The Corporate Accountability and Public Participation Africa (CAPPA) has advocated speedy and thorough investigation of the airstrike by the Nigerian military targeting terrorists in northern Kaduna State, which killed 80 civilians and injured over 60, mostly women and children.
Executive Director of CAPPA, Akinbode Oluwafemi, said while sympathising with victims of the strike, he lamented the unfortunate incident, which he described as “a ‘reoccurring intelligence failure’’ that has jeopardized innocent lives.
Citing media reports, he lamented that the military drone was on a routine counterterrorism operation when it mistakenly bombed civilians and residents in Tundun Biri village of Kaduna State, who were celebrating the Muslim festival of Maulud and called for a comprehensive probe of the incident and compensation for victims.
A statement issued by Media and Communication Officer of CAPPA, Robert Egbe said: “We are deeply saddened about the horrendous and needless deaths of innocent Nigerians. Once again, we are confronted with the question of when these deaths will stop. Too frequently, we have seen innocent civilians fall victim to military strikes which authorities are often quick to describe as “accidental”.
“It had been reported that since 2017 over 300 people have been killed in airstrikes carried out by the Nigerian Air Force in pursuit of terrorists. In 2017, the Nigerian Air Force dropped two bombs on an IDP camp in Rann, Borno State, which killed hundreds of citizens. The instances of such actions ‘mistakes’ have soared, but sadly with limited acknowledgement from the Air Force.”
“While the promises from President Bola Ahmed Tinubu and the Chief of Army Staff Lieutenant-General Taoreed Lagbaja to commence full investigation and the recent monetary donations by the Senate to the victims are steps in the right direction, they are, unfortunately, insufficient.”
Also speaking, Programme Officer of CAPPA, Gideon Adeyeni said: “These responses, while necessary, do not address the root cause of such tragedies which have become a routine with military interventions.
‘‘First, this investigation must extend beyond this singular event to include similar incidents since the inception of counterinsurgency in Northern Nigeria. We demand the constitution of an independent panel with representatives from affected communities and civil society to ensure a broad spectrum of perspectives and objectivity in evaluation. We equally demand that the findings of the investigation be made available to the public.
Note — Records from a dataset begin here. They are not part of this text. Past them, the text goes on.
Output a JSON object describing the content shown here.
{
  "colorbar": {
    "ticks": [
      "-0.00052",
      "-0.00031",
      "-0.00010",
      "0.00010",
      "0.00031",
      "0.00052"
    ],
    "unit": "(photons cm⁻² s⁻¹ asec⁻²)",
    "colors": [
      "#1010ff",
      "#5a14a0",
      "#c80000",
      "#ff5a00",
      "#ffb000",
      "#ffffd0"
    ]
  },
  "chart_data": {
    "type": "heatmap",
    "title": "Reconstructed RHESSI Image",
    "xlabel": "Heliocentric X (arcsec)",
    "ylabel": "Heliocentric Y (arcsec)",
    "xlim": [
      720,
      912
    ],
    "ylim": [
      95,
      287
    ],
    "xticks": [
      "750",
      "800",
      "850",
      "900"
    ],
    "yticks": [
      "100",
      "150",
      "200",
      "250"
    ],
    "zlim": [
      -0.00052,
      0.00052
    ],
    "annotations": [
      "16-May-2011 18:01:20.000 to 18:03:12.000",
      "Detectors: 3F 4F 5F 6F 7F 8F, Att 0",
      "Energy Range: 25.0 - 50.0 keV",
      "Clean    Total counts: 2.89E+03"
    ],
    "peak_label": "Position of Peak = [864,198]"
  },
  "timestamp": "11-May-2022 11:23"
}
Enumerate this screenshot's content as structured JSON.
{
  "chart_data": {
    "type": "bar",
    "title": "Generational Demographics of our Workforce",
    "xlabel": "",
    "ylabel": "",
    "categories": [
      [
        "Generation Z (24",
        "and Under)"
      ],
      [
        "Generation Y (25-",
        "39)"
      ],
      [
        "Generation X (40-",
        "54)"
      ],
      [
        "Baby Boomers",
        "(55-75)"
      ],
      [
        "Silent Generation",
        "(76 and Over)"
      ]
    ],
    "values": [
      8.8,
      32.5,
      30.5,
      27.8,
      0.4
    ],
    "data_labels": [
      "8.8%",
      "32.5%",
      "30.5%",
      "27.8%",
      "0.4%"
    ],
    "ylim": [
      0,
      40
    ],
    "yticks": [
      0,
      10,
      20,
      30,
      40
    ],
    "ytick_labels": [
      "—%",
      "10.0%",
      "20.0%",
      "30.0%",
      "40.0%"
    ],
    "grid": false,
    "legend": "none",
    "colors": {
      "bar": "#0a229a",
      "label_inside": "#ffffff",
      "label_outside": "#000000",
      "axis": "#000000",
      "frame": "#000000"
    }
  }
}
‘‘Second, we ask that the government actively engages with affected communities to facilitate healing and build lasting peace, both in impacted communities and across the country. Financial aid, necessary as it is, cannot replace the precious lives lost or erase the scars of trauma.”
He pointed out that the Nigerian State must also recognize the irreparable nature of the losses and provide additional interventions such as psychosocial services to bolster the mental health of victims.
‘‘Beyond immediate actions, we urge the Federal Government and military authorities to consider a radical shift in how security operations are conducted in the country, particularly in areas with high civilian populations.
Nigeria, as a signatory to the African Charter on Human and Peoples’ Rights is bound both by legal and moral obligations to ensure the right to life and the observance of all necessary precautions and intelligence in its military engagements.
“Finally, this tragedy must serve as a catalyst for legislative and institutional reforms to prevent similar incidents. It’s not enough to react post-tragedy; proactive measures are essential to safeguard lives. The Nigerian government must adopt a holistic approach that includes administrative, institutional, and accountability measures,” he added.